I will tell tomorrow when long march will reach Islamabad: Imran Khan


LAHORE, Nov 18 (SABAH): Former prime minister and Chairman Pakistan Tehreek-e-Insaf (PTI)  Imran Khan on Friday said he will announce the arrival date of the party’s long march in Rawalpindi tomorrow (Saturday) as the former premier addressed the march’s participants via video link.

After suffering a bullet wound to the leg in an attempted assassination bid, Imran Khan said he will rejoin the party’s Haqeeqi Azadi march once it enters the garrison city of Rawalpindi.

The party chief said he will be consulting his doctors today, adding that he will set a date for the long march’s arrival in Islamabad accordingly.

Taking a dig at rival party supremo Nawaz Sharif, Imran Khan questioned how a person like him could be permitted to decide when the election will be held and who the next chief of army staff should be. “The person whose children are sitting in Britain,” said Imran, “how can he decide for Pakistan?”

“General Asif Nawaz’s brother has written in his book that in 1992 when he [Nawaz] was prime minister, he tried to bribe the general with a BMW in Murree’s Governor House,” he continued, “which was rejected”.

“Why did he do that?” lambasted Imran, claiming that Nawaz wanted to escape accountability and that is why he wanted to appoint an army chief of his liking and attempted to bribe him.
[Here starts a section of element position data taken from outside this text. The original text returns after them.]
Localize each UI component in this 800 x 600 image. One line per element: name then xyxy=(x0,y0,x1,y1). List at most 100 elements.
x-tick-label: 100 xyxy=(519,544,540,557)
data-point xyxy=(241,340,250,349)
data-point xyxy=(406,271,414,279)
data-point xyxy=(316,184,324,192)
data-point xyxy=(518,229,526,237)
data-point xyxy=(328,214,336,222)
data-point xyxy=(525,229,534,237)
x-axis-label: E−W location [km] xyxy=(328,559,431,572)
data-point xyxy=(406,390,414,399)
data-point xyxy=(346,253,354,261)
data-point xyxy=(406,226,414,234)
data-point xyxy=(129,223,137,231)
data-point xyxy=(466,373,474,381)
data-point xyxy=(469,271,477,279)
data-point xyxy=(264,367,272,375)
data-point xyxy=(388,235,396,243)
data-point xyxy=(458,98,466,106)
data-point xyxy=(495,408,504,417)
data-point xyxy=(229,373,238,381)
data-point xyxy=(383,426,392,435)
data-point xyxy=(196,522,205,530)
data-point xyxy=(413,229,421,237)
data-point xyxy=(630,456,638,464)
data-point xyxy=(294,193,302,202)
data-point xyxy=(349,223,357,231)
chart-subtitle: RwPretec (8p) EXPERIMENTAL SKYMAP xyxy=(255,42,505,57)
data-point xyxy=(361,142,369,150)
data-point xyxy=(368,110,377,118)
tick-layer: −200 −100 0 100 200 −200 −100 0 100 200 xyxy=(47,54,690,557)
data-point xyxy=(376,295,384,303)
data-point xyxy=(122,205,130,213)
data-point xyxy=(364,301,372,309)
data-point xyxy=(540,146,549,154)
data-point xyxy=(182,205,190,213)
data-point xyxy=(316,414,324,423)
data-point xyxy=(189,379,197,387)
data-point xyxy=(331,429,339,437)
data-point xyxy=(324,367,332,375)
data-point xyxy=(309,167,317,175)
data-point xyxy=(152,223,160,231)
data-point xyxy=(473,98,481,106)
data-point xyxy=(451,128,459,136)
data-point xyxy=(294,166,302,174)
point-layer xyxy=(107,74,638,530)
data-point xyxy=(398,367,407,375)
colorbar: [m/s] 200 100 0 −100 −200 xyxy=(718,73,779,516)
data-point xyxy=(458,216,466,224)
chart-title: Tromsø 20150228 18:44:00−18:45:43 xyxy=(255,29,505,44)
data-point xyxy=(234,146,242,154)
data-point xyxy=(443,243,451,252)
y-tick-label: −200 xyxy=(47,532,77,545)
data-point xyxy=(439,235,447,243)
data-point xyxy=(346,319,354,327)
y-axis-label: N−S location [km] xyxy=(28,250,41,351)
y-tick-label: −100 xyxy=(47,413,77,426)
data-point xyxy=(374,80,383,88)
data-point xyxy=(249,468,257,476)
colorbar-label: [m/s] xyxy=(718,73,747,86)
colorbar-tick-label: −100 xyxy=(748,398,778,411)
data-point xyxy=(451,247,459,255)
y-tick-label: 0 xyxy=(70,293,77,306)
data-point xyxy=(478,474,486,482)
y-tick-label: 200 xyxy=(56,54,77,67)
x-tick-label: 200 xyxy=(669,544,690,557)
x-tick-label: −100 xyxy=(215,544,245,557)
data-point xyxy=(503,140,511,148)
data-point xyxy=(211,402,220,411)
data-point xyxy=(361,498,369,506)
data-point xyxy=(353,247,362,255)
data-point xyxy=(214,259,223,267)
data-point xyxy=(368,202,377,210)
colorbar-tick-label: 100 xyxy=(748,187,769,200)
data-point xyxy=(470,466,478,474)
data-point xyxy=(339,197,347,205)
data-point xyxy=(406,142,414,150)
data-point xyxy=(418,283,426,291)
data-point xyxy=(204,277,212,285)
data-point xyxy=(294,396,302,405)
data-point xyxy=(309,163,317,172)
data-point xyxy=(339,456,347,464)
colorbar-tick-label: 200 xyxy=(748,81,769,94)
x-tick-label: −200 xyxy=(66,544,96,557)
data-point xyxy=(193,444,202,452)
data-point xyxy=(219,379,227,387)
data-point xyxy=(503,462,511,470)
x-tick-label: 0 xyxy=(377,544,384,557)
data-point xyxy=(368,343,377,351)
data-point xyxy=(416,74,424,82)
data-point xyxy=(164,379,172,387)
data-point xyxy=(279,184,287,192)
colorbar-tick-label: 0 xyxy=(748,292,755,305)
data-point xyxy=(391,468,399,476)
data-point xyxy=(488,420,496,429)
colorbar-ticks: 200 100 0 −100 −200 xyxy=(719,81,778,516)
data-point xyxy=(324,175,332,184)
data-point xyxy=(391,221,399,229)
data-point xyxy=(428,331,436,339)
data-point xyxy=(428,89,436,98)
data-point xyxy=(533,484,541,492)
“He [Nawaz] has no idea how to play with a neutral empire,” said Imran. Imran also predicted that Nawaz will ask the army chief to “first of all try to get rid of me, because he [Nawaz] cannot compete with me”, and then “he will try to finish all corruption cases against him. And finally, he will never hold elections until he knows for sure he will win.” “Things were not this bad even when the country was under martial law under Pervez Musharraf,” he exclaimed.

The PTI chief also questioned during his address that if the largest political party cannot get justice in Pakistan, then who can as he pointed towards the difficulty he and his party faced in registering an FIR over the gun attack on him.

Imran said prosperity is necessarily dependent upon justice” as he asserted that hard-working Pakistanis were leaving the country to seek economic security because the system is not just.

“Whenever I ask overseas Pakistanis why they do not do business in Pakistan they tell me that they do not have faith in the system,” he added.